# FreeBSD 12.2 and the drm-kmod package.



## Dendros (Jan 28, 2021)

Today I've upgraded from FreeBSD 12.1 to 12.2 (because I was warned that 12.1 will be EOL very soon) and I've encountered a kernel panic when loading the drm-kmod module at boot. I expected this since I knew about the bug that affects this package.

I know that a solution is to use ports to install an updated version of drm-kmod but I don't want to use ports because I don't want to mix ports and packages.

I managed to avoid the kernel panic by commenting out the kld_load line in /etc/rc.conf so FreeBSD 12.2 can at least boot in text mode. But obviously I want to use Xorg so my question is: when will the updated drm-kmod be available as a package for FreeBSD 12.2?

Thanks.


----------



## SirDice (Jan 28, 2021)

Dendros said:


> I know that a solution is to use ports to install an updated version of drm-kmod but I don't want to use ports because I don't want to mix ports and packages.

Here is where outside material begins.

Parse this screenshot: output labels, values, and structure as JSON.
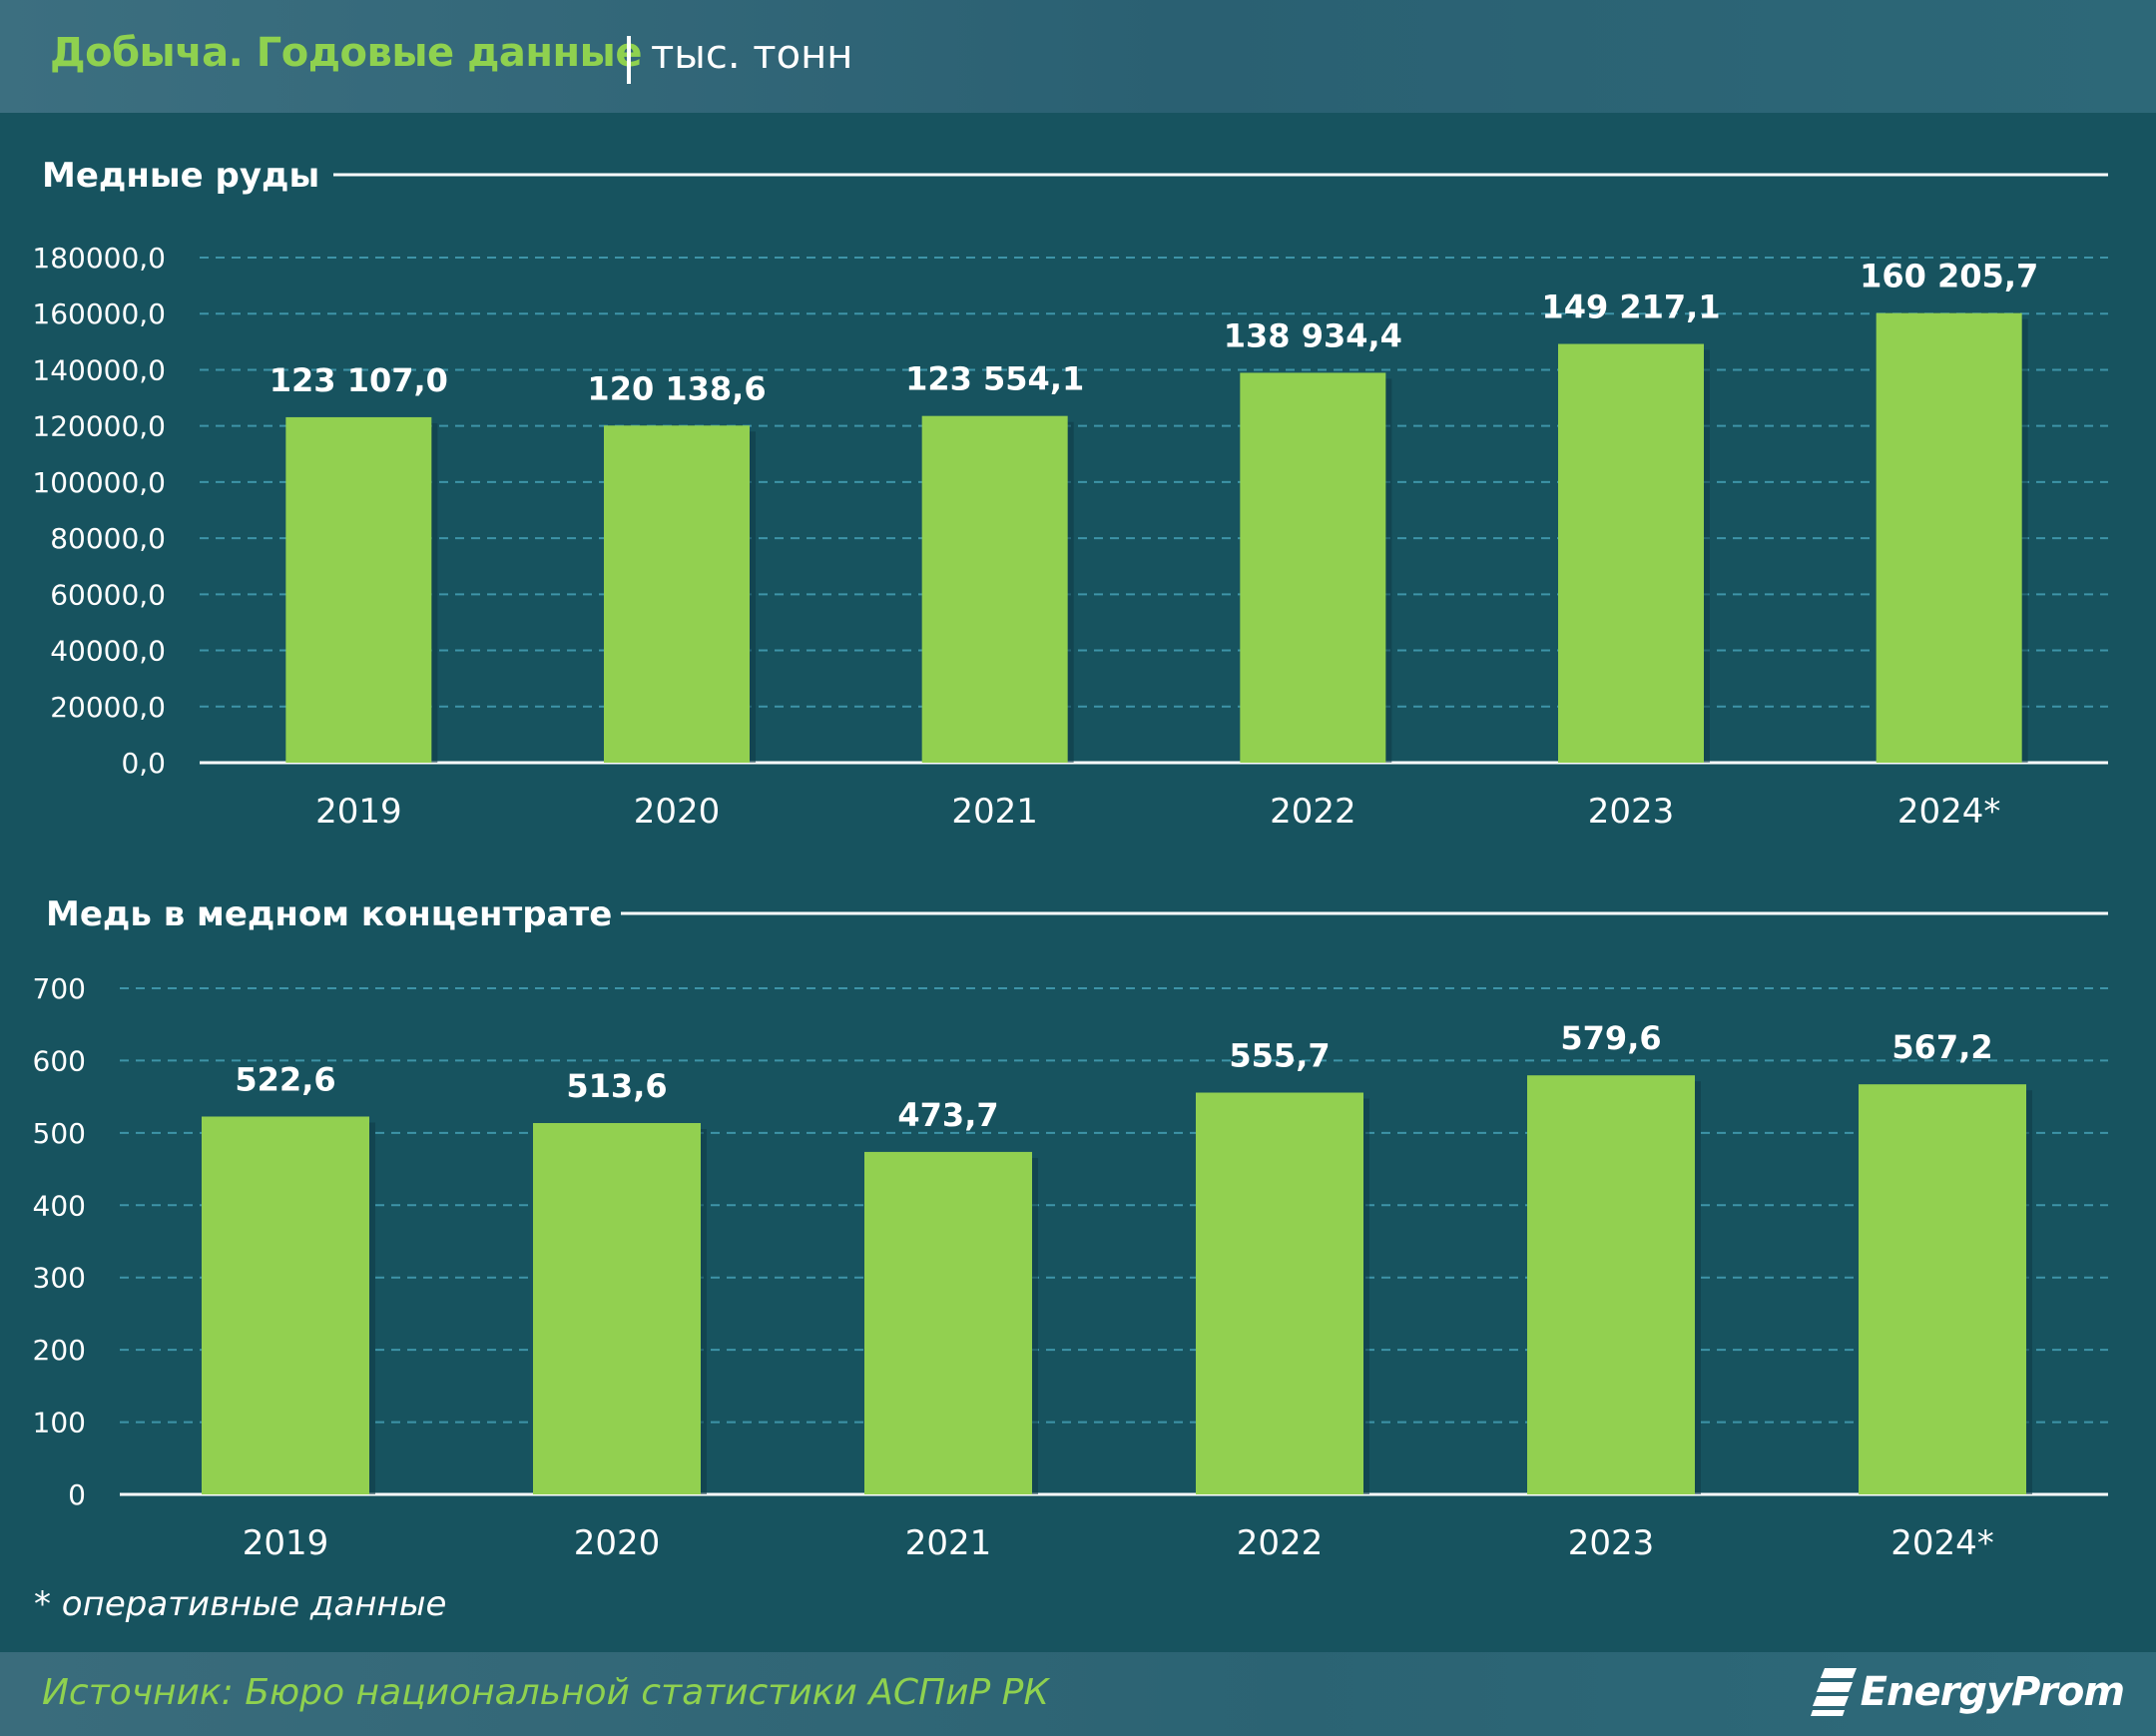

It's not an "updated" version of drm-kmod, it's exactly the same version. But if you build it from ports it will be compiled specifically for your currently running kernel version. The package has been built for the 12.1 kernel. The module depends on various kernel structures and calls, if it's been compiled for 12.1 it will crash if you try to load it on a 12.2 kernel. 



Dendros said:


> when will the updated drm-kmod be available as a package for FreeBSD 12.2?


When 12.1 is end-of-life (should be happening at the end of this month) all FreeBSD 12 repositories will start building packages on 12.2.









						FreeBSD Security Information
					

FreeBSD is an operating system used to power modern servers, desktops, and embedded platforms.




					www.freebsd.org


----------



## shkhln (Jan 28, 2021)

Dendros said:


> I don't want to mix ports and packages.


You are missing all the fun, tbh.



Dendros said:


> when will the updated drm-kmod be available as a package for FreeBSD 12.2?


Most likely by wednesday in quarterly and friday in latest.


----------



## Dendros (Jan 28, 2021)

SirDice: thanks for clarification. So I should wait until this issue is solved.

shkhln: perhaps. But what is fun for someone can be quite the opposite for someone else. Yeah, I have some bad memories about mixing.


----------



## shkhln (Jan 28, 2021)

shkhln said:


> Most likely by wednesday in quarterly and friday in latest.


Hmm… Upgrade to 12.2 will probably be followed by a full non-incremental rebuild, it would be wise to add 1 or 2 days on top of this estimate.


----------



## SirDice (Jan 28, 2021)

Just keep track here: https://pkg-status.freebsd.org/builds?type=package

Specifically note the versions in the jail names, 121amd64 refers to 12.1-RELEASE-amd64. When 12.1 is EoL you'll see these change to 122amd64.


----------



## Dendros (Feb 16, 2021)

Nearly a month passed since FreeBSD 12.1 is EoL and it seems that the drm-kmod package is still not built for FreeBSD 12.2 although I have applied every update for this package. But every time when I try to use it, it just crashes on FreeBSD 12.2, just like it did before FreeBSD 12.1 was EoL-ed.

I still don't want to use ports so I'm really frustrated that this problem still persists. How long will it take for this package to be built for 12.2?


----------



## the3ajm (Feb 16, 2021)

Are you loading driver from the base or the module directory?


----------



## SirDice (Feb 16, 2021)

Note that graphics/drm-kmod is a meta-port/package. It has nothing of itself, it simply depends on, in this case, graphics/drm-fbsd12.0-kmod. Removing and reinstalling drm-kmod is a no-op. Force a reinstall of drm-fbsd12.0-kmod to make sure you're getting the rebuilt version; `pkg install -f drm-fbsd12.0-kmod`. From pkg(8)'s point of view, nothing has changed, so it's not going to (re)install it automatically.


----------



## unitrunker (Feb 16, 2021)

I went looking for a recursive option to `pkg install`, but unfortunately I found that `pkg install -R` does the opposite.


----------



## SirDice (Feb 17, 2021)

If you want to force a reinstall of everything use `pkg upgrade -f`.


----------



## Dendros (Feb 17, 2021)

SirDice: thanks a lot! Your suggestion on reinstalling drm-fbsd12.0-kmod worked and now I have graphics acceleration on FreeBSD 12.2. 
I didn't know that drm-kmod is just a meta-package. 

And `pkg upgrade -f` seems useful for making sure that all packages are properly updated.


----------